In 1958, the Federal Trade Commission launched a formal investigation of "the integration and concentration of economic power at the retail level of distribution."
In April 1959, the FTC made its initial move in the food field when it charged two chains with antitrust violations: Kroger Co., Cincinnati, the nation's third-largest chain, which had acquired 42 corporations with 1,900 stores since 1928; and National Tea, Chicago, the fifth-largest chain, which had acquired 13 corporations with 440 stores since 1952.
Henry J. Eavey, president of Super Market Institute, said the charges against the two chains constituted "an action against every man in our industry, small or large, [because] if we permit the government to break up the large chains, what's to prevent them from breaking up the small chains?"
It took years for the two cases to be settled, with National Tea opting for an out-of-court settlement and accepting a 10-year ban on mergers.
In November 1968, the FTC terminated the case against Kroger, saying, "The public interest does not warrant further proceedings."
In 1966, the National Council on Food Marketing recommended legislation requiring compulsory premerger notification for any business combinations and giving regulatory agencies temporary cease-and-desist powers to enforce that requirement, an approach that was adopted by the FTC when it issued new food-merger guidelines that made it clear, SN reported, that large retailers would have to content themselves with internal expansion rather than growth through acquisition.
In 1976, the Hart-Scott-Rodino Antitrust Improvement Act of 1976 took effect, formalizing the prenotification procedure for all mergers.
Merger activity picked up in the late 1970s as the 10-year consent agreements signed by some companies began to expire.

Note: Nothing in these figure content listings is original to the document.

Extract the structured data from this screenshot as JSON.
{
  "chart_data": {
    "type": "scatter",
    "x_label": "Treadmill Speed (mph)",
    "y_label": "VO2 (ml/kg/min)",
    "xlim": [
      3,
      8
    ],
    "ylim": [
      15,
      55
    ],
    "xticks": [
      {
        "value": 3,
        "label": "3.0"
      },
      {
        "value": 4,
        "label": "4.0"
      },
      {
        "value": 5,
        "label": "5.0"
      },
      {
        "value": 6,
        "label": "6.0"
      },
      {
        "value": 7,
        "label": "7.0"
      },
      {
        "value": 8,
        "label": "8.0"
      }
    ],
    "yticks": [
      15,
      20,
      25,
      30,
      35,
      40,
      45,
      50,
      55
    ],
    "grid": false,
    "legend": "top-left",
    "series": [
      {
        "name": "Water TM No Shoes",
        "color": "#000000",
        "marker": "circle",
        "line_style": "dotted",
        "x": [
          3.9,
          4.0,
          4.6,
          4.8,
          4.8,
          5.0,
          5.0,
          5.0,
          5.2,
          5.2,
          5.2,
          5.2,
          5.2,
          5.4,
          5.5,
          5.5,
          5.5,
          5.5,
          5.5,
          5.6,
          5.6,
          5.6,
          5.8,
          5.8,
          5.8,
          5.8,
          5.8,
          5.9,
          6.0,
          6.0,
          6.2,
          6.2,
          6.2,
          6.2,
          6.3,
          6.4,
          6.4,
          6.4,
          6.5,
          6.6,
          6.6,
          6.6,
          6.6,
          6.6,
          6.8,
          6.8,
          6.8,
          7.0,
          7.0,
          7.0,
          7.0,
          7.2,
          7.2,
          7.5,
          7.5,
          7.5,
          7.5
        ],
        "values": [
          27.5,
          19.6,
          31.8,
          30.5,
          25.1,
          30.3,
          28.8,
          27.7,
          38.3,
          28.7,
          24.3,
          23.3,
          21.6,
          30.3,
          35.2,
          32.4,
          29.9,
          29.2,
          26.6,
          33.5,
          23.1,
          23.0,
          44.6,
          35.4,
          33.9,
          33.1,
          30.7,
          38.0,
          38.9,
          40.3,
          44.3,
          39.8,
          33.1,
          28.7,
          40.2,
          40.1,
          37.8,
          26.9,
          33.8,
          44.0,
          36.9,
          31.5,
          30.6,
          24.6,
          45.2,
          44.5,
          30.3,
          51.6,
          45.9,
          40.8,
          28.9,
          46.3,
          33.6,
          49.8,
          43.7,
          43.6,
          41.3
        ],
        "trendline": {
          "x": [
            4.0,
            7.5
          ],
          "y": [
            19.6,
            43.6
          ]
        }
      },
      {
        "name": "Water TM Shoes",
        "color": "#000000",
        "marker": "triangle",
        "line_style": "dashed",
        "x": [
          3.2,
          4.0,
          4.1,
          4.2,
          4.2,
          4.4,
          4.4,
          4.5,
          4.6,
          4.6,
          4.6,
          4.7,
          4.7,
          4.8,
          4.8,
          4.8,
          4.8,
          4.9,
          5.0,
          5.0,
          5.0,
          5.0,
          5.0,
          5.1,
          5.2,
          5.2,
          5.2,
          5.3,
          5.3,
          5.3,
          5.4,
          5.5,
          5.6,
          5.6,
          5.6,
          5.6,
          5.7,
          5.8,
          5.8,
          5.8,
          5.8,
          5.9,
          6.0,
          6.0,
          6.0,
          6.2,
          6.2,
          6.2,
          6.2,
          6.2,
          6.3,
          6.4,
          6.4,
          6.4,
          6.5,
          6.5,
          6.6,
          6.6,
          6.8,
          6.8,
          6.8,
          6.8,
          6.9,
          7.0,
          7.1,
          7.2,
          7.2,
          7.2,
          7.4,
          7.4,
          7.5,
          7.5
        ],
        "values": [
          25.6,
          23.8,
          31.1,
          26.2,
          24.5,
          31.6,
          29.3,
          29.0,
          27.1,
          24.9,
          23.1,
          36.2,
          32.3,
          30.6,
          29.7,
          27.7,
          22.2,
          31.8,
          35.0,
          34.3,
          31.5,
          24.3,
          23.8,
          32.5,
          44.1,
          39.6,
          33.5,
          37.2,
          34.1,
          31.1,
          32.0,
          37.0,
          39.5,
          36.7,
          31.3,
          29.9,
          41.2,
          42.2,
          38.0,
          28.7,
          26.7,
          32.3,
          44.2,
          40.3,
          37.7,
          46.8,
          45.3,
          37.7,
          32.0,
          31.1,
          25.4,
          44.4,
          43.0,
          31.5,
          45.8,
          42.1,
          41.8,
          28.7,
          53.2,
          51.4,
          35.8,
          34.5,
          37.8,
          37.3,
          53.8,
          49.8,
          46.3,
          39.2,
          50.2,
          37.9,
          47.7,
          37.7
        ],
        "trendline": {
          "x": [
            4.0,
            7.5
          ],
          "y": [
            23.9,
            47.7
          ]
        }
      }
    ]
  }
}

The government maintained an aggressive stance, however, with the FTC stepping in during 1981 to block Grand Union's 1979 purchase of Colonial Stores in Atlanta -- a move that was ultimately reversed by the U.S. Supreme Court in 1983 when it ruled the arena for determining competition in the retail food industry is broader than supermarket sales alone but should encompass "all retail grocery sales" in an area.
In 1985, the FTC abandoned its 1967 guidelines that took action on mergers based on combined sales volumes and adopted new guidelines that considered market share, industrywide conditions, barriers to entry and technological changes in evaluating food mergers -- part of an effort, the FTC explained, "to reduce unneeded regulations."
The FTC continued to take a more flexible, pro-business approach to mergers through much of the 1990s, as demonstrated in 1998 when it required Kroger to divest only eight stores when it sought to acquire Fred Meyer Inc., Portland, Ore., and required Albertson's to divest 145 stores -- because of the overlap of Albertson's and Lucky in California -- when it sought to acquire American Stores Co.
The commission toughened up later that year, however, blocking Kroger's attempt to buy Winn-Dixie stores in Texas and Oklahoma, and asking for a large number of divestitures before allowing Ahold to acquire Pathmark Stores. Ahold ultimately broke off the deal "in the face of strong opposition" from the FTC, SN reported.